Amid the carnage, crypto investor Mike Novogratz remarked, “We had China really be much more forceful in their idea to ban cryptocurrency. That’s created a retail deleveraging”… Implying bitcoin “whales” or institutional investors, weren’t selling. If he was right… bitcoin wouldn’t stay below $30K for long… and it didn’t.
During these types of extreme meltdowns, I follow an indicator that tracks the difference between bitcoin prices on the Coinbase exchange and those on smaller exchanges like Bitfinex.
When institutional investors buy bitcoin, they tend to do it on Coinbase. That’s why the volume traded on Coinbase is almost three times higher than any other exchange. And at extremes, this indicator leads prices.
The chart below shows how this relationship played out on Tuesday as bitcoin broke below $30K… the green line is the price of bitcoin, and the black dotted line is an index that tracks the price difference between Coinbase and Bitfinex.
Around 10 a.m. on Tuesday, right at the lows of the day, that index exploded. Bitcoin subsequently bottomed, and is now comfortably back above $30K, and trading 14% above its lows on Tuesday.
What bitcoin whales are doing is important – they determine whether prices will stabilize and whether the trend in institutional adoption continues.
Evidence shows they keep buying at the low $30K level. Since bitcoin’s initial collapse from $65K, this is now the fourth test of this price level. The more it builds from here, the stronger the future price movement becomes.

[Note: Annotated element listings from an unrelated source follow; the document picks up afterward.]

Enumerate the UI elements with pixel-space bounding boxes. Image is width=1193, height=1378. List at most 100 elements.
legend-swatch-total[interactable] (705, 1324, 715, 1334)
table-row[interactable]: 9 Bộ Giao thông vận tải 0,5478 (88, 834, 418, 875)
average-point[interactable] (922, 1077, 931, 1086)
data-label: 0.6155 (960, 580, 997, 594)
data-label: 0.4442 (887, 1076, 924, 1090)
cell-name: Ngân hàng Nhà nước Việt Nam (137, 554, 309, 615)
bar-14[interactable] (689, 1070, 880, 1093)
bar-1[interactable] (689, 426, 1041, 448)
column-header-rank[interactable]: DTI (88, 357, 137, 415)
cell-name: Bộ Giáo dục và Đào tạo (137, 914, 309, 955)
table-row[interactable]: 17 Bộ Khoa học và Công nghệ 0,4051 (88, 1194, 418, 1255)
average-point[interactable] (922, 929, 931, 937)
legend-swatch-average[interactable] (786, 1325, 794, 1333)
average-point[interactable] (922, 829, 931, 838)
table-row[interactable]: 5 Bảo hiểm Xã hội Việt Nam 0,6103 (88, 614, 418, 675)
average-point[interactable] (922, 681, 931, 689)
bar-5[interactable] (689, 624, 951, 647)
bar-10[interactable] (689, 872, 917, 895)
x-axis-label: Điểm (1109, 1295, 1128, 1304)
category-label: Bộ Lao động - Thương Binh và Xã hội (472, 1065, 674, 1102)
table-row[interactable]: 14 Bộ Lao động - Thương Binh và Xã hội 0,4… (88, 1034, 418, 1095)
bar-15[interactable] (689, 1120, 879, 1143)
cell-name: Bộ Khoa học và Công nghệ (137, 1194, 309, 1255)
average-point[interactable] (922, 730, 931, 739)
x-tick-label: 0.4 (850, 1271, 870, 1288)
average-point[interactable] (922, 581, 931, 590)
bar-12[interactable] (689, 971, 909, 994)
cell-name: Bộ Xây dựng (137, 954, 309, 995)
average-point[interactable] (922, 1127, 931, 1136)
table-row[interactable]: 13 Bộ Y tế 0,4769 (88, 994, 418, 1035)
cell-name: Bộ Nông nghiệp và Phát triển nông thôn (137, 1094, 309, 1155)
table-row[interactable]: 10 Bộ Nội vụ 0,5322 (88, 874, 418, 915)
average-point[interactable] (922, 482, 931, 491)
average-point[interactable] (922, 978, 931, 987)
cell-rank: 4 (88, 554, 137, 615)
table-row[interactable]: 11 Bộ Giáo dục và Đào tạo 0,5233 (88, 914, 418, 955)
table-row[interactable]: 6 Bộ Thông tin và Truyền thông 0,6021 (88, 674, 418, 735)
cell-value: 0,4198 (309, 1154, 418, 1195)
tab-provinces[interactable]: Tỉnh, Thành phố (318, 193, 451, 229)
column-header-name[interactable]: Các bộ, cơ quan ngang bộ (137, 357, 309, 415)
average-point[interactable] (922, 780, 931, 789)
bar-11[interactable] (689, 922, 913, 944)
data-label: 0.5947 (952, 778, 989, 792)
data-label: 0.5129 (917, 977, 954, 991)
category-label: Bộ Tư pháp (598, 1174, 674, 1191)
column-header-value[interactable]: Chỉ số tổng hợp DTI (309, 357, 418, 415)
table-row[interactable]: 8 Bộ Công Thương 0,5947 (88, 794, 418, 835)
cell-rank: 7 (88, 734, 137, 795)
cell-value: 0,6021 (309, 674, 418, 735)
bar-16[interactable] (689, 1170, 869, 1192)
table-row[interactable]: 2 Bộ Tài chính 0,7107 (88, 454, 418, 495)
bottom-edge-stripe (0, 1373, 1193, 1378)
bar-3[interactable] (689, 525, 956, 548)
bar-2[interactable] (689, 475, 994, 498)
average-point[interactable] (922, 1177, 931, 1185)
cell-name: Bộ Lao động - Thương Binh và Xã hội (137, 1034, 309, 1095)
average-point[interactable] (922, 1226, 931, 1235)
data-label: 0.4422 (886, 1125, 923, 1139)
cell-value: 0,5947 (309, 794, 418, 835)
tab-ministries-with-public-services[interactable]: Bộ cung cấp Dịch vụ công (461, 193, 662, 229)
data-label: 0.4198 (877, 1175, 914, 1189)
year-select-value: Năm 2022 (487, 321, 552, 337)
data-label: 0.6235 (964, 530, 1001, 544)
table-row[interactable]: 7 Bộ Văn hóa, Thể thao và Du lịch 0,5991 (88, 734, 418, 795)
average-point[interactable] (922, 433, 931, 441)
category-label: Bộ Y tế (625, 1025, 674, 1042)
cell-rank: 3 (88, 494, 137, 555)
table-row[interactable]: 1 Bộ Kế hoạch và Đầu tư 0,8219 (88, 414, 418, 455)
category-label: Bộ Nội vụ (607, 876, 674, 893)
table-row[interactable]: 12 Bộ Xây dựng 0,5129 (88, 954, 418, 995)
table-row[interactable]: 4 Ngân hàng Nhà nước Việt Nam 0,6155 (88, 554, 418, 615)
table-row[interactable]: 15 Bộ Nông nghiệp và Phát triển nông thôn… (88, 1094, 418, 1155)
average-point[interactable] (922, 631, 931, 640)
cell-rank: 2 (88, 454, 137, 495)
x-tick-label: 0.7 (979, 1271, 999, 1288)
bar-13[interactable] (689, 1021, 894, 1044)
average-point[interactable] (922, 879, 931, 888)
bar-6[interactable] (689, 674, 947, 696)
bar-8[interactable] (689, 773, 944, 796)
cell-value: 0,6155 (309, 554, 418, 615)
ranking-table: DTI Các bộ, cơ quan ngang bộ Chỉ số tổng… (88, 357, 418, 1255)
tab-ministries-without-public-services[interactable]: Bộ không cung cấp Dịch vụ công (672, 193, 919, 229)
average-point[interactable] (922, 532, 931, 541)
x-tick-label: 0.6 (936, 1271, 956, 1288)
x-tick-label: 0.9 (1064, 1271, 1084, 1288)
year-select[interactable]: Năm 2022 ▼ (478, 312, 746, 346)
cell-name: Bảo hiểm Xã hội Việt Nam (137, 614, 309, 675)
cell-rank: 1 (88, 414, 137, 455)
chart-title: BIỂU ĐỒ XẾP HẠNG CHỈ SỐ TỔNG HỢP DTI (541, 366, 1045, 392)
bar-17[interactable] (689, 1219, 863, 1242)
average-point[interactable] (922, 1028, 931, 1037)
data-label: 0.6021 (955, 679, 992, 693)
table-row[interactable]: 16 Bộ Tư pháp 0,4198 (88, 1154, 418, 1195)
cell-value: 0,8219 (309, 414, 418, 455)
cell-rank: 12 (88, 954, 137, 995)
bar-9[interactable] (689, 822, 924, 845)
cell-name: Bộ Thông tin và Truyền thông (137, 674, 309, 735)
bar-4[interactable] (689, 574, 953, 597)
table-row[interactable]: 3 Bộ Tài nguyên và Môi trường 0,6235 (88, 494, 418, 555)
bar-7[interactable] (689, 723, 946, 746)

Right now, bitcoin’s short-term 21-day moving average is at $36K.
Considering all of the negativity recently, regaining this level would probably send it to new highs and be the buying opportunity many have missed out on.
But for the sake of the market at large… I hope bitcoin holds the line, because a complete collapse could be systemic.
Regards,
Eric Shamilov
Contributing Editor, Market Minute
Reader Mailbag
In today’s mailbag, Market Minute subscriber Mike answers Eric’s question from last week’s essay on whether readers will be buying the gold dip on the negative Fed reaction…
Albeit your analysis in regard to gold’s moving averages are about to cross, as I write this, gold is trading at $1,770 an ounce on the market. It does seem that it can move lower back towards the $1,680 level, and if that is broken, then $1,500.
After the FOMC meeting on Wednesday, investors are flocking to the U.S. dollar, and we’ll probably see a short-term move in dollar strength. For now, I feel prices are headed lower in gold until sentiment changes again. I think it’s still too early to jump into gold.
– Mike
And, Jeff Clark Alliance member Leroy talks about choosing Jeff over the “talking heads”…
I’m a new Alliance member. Nevertheless, I’ve been reading and following Jeff for a while now and I will go with Mr. Clark every time over the “talking heads.” Some provide valid information at times, but for the most part they’re for “entertainment” purposes only.